Val McDermid is arguably the doyenne of Great Britain crime fiction, with 11 million books sold in 30 languages since 1987. She has set the standard for rich, plot-driven mysteries of the peculiar Scottish frankness with muscular characters. A month ago Atlantic Monthly Press released her 30th book, Out of Bounds – yet another comfort read with which to sit warm and cozy in your favorite reading place, with a cup of tea while snow pelts your windows and the world is at a dead stop. McDermid novels are winter reads, never suitable for the indifferent days of summer when the edgy mysteries are more suited for listless moods and enervated bodies.
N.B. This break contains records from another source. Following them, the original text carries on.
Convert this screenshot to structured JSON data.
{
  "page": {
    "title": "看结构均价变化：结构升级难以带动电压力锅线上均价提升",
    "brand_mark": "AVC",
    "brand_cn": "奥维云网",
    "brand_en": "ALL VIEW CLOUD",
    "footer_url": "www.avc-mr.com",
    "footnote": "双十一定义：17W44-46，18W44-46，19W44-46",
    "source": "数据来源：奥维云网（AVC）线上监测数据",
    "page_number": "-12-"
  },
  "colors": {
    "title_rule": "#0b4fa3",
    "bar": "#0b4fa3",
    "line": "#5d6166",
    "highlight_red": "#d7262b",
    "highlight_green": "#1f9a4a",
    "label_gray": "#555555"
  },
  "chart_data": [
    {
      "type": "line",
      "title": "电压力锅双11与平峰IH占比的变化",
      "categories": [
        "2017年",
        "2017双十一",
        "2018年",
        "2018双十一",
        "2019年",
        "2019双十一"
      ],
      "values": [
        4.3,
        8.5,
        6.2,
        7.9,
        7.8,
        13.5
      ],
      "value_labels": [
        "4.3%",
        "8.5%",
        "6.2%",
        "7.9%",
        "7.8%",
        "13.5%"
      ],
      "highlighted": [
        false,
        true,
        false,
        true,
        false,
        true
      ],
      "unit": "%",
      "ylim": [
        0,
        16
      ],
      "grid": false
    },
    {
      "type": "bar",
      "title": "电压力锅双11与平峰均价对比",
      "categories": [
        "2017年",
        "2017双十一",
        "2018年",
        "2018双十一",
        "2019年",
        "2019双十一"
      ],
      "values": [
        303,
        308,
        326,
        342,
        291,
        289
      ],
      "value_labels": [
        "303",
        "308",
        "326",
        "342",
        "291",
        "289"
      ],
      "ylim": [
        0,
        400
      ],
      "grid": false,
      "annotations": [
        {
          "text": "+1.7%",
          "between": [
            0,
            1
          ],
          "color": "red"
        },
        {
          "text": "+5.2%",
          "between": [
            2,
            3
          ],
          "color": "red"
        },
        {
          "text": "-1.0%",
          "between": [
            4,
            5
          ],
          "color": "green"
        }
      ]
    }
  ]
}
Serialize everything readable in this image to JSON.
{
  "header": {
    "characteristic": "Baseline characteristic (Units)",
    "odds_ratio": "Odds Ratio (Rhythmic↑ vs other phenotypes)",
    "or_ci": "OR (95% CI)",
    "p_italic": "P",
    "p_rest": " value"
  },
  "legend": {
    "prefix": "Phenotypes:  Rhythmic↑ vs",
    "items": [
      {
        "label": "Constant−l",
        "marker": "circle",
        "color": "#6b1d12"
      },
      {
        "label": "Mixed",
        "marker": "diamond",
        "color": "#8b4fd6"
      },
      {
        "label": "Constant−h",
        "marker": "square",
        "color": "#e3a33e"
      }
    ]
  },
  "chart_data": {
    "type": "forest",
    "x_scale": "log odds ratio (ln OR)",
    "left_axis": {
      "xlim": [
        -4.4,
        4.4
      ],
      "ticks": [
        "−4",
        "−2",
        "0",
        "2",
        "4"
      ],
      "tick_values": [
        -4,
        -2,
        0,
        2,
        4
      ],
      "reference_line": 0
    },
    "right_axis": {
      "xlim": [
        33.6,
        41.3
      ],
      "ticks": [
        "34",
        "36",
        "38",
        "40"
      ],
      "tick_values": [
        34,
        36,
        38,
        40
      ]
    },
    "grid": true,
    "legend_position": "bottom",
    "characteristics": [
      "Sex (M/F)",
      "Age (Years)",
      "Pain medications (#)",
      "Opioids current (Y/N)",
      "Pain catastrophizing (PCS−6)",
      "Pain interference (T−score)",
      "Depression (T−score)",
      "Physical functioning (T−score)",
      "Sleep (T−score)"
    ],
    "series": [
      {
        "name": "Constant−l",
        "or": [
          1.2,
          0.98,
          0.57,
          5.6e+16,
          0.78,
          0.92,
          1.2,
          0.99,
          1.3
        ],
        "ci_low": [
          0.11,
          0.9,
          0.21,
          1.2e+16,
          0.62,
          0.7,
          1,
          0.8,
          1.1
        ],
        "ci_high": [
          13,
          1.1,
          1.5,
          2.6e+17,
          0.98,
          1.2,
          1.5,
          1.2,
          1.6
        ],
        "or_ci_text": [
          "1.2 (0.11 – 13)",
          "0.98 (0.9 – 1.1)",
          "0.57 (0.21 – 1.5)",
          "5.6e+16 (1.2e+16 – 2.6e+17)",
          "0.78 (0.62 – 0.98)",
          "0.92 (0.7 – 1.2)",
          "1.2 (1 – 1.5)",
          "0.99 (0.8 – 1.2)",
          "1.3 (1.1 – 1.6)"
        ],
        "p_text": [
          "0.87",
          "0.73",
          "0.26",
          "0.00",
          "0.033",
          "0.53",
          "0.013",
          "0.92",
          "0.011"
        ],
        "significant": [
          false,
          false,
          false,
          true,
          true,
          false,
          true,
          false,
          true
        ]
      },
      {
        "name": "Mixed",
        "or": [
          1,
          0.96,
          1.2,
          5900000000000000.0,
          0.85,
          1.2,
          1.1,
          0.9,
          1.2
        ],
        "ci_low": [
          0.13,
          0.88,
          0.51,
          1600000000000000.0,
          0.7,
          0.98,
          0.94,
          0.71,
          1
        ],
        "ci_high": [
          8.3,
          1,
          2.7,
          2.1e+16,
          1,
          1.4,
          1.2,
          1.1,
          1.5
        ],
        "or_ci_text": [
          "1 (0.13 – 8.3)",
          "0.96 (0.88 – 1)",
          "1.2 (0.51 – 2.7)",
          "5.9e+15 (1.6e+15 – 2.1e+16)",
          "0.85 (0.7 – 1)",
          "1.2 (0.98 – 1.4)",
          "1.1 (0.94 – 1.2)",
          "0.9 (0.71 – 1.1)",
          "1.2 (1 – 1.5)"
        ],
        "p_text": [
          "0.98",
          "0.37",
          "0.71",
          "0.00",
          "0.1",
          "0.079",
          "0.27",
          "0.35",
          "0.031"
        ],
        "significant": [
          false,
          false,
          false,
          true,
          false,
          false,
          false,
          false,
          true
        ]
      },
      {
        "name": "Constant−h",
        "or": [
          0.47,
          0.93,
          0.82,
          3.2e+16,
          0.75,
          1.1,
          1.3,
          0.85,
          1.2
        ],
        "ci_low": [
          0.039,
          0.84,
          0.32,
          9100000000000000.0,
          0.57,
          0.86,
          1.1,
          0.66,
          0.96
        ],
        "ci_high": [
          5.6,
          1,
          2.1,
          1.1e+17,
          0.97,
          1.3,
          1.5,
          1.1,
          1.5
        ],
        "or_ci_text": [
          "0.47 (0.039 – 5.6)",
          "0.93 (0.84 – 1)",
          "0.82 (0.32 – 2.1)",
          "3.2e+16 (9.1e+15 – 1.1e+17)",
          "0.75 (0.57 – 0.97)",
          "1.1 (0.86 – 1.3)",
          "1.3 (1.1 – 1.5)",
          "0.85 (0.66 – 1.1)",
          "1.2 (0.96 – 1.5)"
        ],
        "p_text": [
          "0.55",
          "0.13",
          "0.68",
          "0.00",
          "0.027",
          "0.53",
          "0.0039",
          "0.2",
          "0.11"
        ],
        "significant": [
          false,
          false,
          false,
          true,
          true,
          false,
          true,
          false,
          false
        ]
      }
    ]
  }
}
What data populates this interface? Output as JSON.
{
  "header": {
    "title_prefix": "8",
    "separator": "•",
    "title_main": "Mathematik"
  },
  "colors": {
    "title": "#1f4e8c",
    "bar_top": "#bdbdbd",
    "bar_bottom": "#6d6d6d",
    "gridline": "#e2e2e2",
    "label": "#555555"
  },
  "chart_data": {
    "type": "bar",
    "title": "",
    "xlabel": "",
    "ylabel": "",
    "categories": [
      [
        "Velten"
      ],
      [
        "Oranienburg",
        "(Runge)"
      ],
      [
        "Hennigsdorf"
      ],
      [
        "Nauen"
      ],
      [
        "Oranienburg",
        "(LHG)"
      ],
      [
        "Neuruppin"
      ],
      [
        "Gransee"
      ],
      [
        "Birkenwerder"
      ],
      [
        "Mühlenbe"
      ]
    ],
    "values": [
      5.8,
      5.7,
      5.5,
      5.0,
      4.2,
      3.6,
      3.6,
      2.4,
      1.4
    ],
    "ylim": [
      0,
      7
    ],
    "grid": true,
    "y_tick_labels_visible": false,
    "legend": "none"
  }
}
Out of Bounds features Detective Chief Inspector Karen Pirie, head of Police Scotland’s Historic Cases Unit in Edinburgh. It’s a low-rung functionary on the mind-numbing lookout for shreds of evidence to reinvestigate cold cases that previously led nowhere or were subject to shoddy police procedure. Pirie is chief over only one detective, Constable Jason Murray. Both good cops are singled out for their ethical vigor with dead-end jobs in a basement storeroom in Gayfield Square Station, equipped with a couple of telephones, two government-issued steel desks, marred beige metal filing cabinets and boxes with dusty, long-abandoned case files, some from even before they were born.
On the particular Monday morning that opens the book, Pirie answers a phone call from a Sgt. Torrance in the traffic division. He’s calling to say that over the weekend there was a bad highway crash of joyriding kids in a stolen Land Rover. It killed two and left the teen driver in a coma with a blood alcohol level five times over the limit. And, oh yeah, they got from the kid a DNA sample linked to a 20-year-old murder case. The boy, it happens, is only 17.
Pirie and Murray come alive with this news, holding out the DNA match from a joyriding “gobshite’’ named Ross Garvie with collected DNA from the rape and murder of 24-year-old hairdresser Tina McDonald in Glasgow city center on May 17, 1996. DNA evidence is useful; irrefutable only if there is a corresponding match on file to reveal the donor. In the McDonald villainy, detectives frustrated their careers by finding incriminating DNA evidence but no match in all the databases they combed.
Now, 20 years after McDonald’s death, investigators are retired and drinking to forget their grim careers. Long after anyone held a shred of hope for accountability, a glimmer of justice shows faintly from an unlucky relative of the man who stole the life of the young woman, who was out on the town one night with her girlfriends. He walked away leaving his entire family tree, but without his name and address.
McDermid creates these dense plots and people you can get a scent from. She’s a pro, and from the short synopsis above, you can see how a lot can be made out of a peculiar, mysterious circumstance. But McDermid is better than just fleshing out a mapped storyline, and Karen Pirie is far more skilled than to be simply tracking down one lost, forgotten murderer. It seems that about the same time as the McDonald murder, a small plane carrying four passengers including a former Northern Ireland government minister, was blown up midair presumably by Republican terrorists. A connection emerges as Pirie pursues the resuscitated McDonald investigation that is clearly off limits to her, bringing Pirie and Police Scotland itself too close to the flames of pitiless international conspirators and disgrace-prone political careers of untouchables.